Magdelaine Bavent


Magdelaine Bavent also spelled Madelaine Bavent, was an orphaned French child and nun who lived in several convents, where she was repeatedly assaulted, including a convent in Louviers. She was one of the prominent women accused of witchcraft at the convent. After her conviction of demonic possession in 1647, she was sentenced to life imprisonment. She died at 49 in the Rouen prison.

Biography

Bavent was born in Rouen, France. According to her baptismal certificate, she received the sacrament on 17 November 1602, which places her birth in the previous days. When she was orphaned at the age of 9, she was sent to her uncle Léon Sadoc, an important figure in the town, who placed her with a seamstress. While working there, she met a Franciscan friar. According to the historian Jules Michelet, the shop was located near a church where a priest "reigned supreme" and "made the apprentices, believe that he was leading them to the sabbath and marrying them to the devil Dagon." Beginning at the age of 14, Bavent was the victim of repeated sexual assaults by the friar who was finally expelled from his order because of his actions.
In 1623, at 21, Bavent entered the newly founded Saint-Louis-Sainte-Élisabeth convent as a novice.

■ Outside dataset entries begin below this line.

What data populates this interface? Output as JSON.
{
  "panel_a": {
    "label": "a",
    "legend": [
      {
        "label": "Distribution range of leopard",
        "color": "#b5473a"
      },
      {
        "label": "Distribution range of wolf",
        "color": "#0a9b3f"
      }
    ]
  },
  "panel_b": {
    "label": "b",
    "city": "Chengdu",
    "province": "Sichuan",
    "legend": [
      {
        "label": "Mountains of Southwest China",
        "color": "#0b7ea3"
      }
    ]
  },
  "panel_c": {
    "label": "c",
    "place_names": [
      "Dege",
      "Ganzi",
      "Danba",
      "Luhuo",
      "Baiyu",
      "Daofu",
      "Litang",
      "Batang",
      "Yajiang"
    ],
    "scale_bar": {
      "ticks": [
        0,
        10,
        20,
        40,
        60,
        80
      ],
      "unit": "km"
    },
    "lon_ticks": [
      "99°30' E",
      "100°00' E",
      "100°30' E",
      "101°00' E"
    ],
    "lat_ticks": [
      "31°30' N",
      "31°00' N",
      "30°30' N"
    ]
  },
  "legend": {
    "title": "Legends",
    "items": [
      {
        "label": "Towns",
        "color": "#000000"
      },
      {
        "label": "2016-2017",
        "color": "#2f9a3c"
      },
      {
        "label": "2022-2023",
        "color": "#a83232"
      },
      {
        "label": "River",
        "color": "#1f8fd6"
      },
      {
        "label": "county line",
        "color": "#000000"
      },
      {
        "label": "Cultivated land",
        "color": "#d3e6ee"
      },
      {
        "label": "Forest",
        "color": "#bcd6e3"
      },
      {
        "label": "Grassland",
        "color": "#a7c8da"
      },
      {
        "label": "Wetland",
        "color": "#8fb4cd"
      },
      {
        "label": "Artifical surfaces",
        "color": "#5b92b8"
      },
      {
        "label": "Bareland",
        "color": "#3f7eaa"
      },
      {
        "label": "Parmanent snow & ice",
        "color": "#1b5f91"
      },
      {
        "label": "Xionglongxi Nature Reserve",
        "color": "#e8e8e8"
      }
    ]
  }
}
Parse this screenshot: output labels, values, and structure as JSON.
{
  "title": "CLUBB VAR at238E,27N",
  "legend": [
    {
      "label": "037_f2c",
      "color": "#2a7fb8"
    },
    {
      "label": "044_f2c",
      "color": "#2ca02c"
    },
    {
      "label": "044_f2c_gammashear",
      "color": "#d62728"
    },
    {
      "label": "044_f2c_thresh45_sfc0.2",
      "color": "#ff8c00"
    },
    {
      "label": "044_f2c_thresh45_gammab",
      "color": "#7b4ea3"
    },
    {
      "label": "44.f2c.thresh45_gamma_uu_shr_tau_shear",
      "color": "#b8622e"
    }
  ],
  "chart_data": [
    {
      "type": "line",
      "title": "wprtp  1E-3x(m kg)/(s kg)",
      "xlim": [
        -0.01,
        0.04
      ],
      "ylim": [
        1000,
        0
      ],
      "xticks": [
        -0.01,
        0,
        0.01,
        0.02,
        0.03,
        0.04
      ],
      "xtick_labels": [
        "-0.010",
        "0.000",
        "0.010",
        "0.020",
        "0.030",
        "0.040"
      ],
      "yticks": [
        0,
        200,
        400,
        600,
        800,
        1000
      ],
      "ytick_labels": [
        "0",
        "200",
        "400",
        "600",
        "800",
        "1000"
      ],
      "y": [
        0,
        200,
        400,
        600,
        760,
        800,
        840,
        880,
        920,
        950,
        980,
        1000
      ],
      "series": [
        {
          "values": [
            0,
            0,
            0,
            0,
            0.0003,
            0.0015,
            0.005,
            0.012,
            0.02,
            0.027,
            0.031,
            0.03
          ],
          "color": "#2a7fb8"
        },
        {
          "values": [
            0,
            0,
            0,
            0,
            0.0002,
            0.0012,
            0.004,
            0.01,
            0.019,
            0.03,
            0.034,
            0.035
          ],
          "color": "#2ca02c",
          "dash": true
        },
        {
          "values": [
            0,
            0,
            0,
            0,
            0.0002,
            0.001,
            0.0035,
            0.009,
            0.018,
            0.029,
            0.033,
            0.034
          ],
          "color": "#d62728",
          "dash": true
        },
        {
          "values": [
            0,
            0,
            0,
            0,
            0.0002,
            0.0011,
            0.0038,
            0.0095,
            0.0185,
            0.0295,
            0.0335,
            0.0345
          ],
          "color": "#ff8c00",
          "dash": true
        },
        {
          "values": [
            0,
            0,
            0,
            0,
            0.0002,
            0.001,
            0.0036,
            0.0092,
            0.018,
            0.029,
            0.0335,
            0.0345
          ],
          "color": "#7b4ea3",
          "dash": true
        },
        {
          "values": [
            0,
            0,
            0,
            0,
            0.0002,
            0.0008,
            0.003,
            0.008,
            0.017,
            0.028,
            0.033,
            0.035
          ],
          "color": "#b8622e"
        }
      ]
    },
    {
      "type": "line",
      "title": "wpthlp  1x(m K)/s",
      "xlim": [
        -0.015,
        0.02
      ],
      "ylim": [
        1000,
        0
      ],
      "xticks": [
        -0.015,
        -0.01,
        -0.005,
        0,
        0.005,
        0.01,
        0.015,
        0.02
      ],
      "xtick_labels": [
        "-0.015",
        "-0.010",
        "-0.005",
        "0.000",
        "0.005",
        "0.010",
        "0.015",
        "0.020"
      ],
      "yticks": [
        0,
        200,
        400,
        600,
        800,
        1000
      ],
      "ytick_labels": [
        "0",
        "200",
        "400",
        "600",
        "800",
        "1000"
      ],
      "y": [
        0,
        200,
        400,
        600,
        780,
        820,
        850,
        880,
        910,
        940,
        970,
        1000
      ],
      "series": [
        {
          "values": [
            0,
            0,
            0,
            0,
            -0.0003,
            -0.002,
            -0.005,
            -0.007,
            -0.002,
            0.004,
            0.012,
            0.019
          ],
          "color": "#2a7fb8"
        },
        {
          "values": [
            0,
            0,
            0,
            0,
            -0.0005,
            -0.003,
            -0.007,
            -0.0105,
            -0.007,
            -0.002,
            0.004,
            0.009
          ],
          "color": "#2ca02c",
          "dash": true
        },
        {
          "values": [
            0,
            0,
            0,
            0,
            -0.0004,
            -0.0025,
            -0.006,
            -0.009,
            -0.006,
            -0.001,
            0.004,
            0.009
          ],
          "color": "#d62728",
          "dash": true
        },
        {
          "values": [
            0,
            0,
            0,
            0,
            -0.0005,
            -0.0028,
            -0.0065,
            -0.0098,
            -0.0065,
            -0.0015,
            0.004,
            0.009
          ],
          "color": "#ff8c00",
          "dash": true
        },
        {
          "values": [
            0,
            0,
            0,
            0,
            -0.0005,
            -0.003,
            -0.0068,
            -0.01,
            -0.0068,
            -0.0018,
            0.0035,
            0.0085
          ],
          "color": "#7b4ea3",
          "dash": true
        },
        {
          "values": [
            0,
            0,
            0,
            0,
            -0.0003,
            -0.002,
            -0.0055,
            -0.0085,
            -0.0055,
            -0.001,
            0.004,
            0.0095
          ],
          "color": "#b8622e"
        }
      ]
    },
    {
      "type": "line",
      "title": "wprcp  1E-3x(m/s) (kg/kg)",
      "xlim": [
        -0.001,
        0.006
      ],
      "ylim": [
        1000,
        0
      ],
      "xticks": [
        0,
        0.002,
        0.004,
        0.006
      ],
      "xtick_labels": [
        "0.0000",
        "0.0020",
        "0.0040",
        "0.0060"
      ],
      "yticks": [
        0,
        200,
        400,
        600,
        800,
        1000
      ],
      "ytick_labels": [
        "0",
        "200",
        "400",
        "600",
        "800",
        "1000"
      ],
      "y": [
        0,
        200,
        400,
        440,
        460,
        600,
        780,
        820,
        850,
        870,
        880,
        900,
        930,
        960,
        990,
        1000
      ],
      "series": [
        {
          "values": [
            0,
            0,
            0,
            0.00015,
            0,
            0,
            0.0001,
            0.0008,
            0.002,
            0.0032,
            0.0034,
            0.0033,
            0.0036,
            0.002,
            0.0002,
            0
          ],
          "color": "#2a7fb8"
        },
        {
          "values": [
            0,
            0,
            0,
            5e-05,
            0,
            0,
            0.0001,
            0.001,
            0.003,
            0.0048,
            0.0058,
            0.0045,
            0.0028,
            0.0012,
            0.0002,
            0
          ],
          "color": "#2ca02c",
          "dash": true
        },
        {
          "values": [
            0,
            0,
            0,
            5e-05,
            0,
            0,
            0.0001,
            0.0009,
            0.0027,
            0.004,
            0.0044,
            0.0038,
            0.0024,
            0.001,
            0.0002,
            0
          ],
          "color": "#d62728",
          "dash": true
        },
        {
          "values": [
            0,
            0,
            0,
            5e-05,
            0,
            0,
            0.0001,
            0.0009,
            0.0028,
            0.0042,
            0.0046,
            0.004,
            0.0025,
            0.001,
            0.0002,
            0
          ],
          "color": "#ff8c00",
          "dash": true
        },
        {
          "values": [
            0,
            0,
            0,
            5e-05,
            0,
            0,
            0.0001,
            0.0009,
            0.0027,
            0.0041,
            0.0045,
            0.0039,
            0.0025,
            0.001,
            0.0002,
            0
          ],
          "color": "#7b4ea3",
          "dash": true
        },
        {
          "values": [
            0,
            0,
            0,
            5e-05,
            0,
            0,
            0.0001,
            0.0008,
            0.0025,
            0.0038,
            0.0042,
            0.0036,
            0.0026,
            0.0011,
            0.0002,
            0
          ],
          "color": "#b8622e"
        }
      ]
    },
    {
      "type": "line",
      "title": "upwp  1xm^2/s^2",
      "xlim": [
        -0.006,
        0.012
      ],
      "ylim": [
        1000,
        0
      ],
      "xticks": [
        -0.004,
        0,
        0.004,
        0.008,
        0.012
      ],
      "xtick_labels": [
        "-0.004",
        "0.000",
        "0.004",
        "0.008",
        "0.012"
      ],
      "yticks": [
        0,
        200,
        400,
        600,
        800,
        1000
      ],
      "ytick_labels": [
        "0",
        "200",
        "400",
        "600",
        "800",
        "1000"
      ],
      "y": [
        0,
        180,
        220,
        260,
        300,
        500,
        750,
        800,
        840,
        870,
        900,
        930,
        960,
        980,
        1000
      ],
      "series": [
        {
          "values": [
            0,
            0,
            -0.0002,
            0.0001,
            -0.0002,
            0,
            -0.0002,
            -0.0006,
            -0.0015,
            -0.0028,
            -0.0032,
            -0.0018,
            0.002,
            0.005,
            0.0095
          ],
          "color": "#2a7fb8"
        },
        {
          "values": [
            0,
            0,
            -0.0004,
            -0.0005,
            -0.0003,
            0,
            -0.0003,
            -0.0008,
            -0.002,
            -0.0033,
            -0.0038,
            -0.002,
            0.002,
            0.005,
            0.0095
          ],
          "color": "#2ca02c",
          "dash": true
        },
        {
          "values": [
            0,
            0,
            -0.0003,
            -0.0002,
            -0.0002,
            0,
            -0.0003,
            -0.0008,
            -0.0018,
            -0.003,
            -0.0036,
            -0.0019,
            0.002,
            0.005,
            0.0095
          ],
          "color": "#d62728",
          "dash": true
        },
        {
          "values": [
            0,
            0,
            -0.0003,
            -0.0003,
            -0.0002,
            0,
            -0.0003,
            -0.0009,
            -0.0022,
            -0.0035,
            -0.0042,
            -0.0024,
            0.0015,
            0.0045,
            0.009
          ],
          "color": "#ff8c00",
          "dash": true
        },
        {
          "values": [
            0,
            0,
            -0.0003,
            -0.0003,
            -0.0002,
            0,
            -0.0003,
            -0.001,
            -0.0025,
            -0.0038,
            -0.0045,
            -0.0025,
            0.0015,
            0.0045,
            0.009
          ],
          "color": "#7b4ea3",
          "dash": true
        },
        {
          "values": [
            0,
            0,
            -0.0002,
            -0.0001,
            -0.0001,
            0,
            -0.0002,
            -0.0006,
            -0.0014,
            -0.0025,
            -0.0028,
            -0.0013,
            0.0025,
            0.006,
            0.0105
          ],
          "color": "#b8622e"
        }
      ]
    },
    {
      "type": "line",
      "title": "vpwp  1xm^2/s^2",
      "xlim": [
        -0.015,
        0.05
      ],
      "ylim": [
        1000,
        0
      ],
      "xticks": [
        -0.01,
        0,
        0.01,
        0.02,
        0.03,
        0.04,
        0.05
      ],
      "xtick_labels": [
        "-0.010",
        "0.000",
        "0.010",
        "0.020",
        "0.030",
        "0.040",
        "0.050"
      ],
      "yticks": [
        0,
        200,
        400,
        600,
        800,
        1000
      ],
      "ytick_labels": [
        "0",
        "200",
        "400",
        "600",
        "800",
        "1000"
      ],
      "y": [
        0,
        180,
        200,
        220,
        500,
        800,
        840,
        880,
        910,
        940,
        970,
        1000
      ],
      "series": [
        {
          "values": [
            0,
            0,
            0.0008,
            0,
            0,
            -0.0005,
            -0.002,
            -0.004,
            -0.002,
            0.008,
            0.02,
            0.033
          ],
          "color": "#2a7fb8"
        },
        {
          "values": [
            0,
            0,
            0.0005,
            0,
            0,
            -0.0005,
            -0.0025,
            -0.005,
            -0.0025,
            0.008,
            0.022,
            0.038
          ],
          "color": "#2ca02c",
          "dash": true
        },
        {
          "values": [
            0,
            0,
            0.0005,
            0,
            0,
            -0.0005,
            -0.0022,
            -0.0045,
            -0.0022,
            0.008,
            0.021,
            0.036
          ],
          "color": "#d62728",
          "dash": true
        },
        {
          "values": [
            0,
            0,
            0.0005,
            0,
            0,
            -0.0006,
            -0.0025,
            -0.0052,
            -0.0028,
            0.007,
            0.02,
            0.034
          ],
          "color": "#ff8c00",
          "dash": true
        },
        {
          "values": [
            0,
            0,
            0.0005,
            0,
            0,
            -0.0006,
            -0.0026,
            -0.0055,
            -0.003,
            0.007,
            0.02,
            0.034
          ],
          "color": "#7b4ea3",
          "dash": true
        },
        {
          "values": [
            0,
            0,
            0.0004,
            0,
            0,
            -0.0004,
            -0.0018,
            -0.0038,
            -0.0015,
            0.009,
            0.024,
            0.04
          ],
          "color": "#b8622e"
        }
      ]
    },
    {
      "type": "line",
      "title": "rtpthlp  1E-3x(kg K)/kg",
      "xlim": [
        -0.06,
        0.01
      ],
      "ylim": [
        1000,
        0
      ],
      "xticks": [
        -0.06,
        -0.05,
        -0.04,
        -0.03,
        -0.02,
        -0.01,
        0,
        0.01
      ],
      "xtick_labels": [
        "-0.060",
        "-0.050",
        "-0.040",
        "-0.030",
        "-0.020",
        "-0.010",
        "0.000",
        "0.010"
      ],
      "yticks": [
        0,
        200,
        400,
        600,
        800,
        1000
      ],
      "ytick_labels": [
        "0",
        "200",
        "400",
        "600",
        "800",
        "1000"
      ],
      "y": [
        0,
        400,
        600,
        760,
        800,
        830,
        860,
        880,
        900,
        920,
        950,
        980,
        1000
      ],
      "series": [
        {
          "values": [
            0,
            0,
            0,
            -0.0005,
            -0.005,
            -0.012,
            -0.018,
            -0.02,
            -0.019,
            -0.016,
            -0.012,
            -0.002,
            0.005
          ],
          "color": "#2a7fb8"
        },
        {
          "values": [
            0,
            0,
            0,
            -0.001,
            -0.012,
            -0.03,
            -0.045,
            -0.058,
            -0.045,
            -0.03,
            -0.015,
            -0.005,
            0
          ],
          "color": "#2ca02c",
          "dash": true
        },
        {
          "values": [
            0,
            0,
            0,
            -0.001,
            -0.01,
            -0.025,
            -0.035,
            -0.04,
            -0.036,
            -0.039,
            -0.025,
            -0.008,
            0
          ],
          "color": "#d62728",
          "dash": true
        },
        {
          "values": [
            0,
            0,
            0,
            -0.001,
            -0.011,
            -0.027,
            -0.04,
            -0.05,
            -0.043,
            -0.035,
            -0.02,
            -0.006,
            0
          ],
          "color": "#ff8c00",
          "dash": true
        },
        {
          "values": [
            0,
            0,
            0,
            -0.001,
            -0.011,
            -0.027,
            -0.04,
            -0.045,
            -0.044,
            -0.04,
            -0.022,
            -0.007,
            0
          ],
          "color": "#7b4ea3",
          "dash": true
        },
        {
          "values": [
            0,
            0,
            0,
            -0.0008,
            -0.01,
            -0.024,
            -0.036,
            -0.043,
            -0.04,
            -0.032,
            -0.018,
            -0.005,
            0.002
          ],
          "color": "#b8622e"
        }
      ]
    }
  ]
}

Around 1628, she became a turn-maid, the person who tends to the convent's turning wheel in the wall through which the nuns could exchange messages and goods with people outside while remaining unseen.
She received a somewhat strange teaching from the house director named Pierre David, an Adamite, who preached that participants should be nude during religious ceremonies, saying "that it was necessary to put sin to death, to return to innocence, and resemble our first parents, who were completely unashamed of their nudity..." The nudity led to sexual activity among the participants.
After his death, David was succeeded by Mathurin Le Picard in 1628 who continued the practices of his predecessor. As a result of her treatment, Madeleine became pregnant, perhaps several times. Because Picard feared that Bavent would denounce him to another priest, he forced her to sign a will in which she "promised to die when he died and to be where he was."

The Louviers possessed

The story called the "Louviers possessions" concerns numerous diabolical practices carried out in the convent's chapel by Picard, the vicar Thomas Boulle, and women from the Louviers convent, including Bavent herself.
An ensuing investigation by the French queen found that many nuns had been assaulted and noted that: "Their confessions were accompanied by what investigators believed to be classic signs of demonic possession at the time: contortions, unnatural bodily movements, speaking in tongues, obscene language and blasphemy."
The Louviers affair escalated around 1643 when Bavent and other sisters were threatened with being burned at the stake for demonic possession. Bavent was initially taken to the prison of Évreux, then, following the death of her confessor, Bishop of Évreux, François de Péricard, she was sent to the prison of Rouen where she died in October 1652 while serving a life sentence. For their atrocities, some of the perpetrators were punished: Thomas Boulle was burned at the stake and Mathurin Picard’s body was exhumed and burned.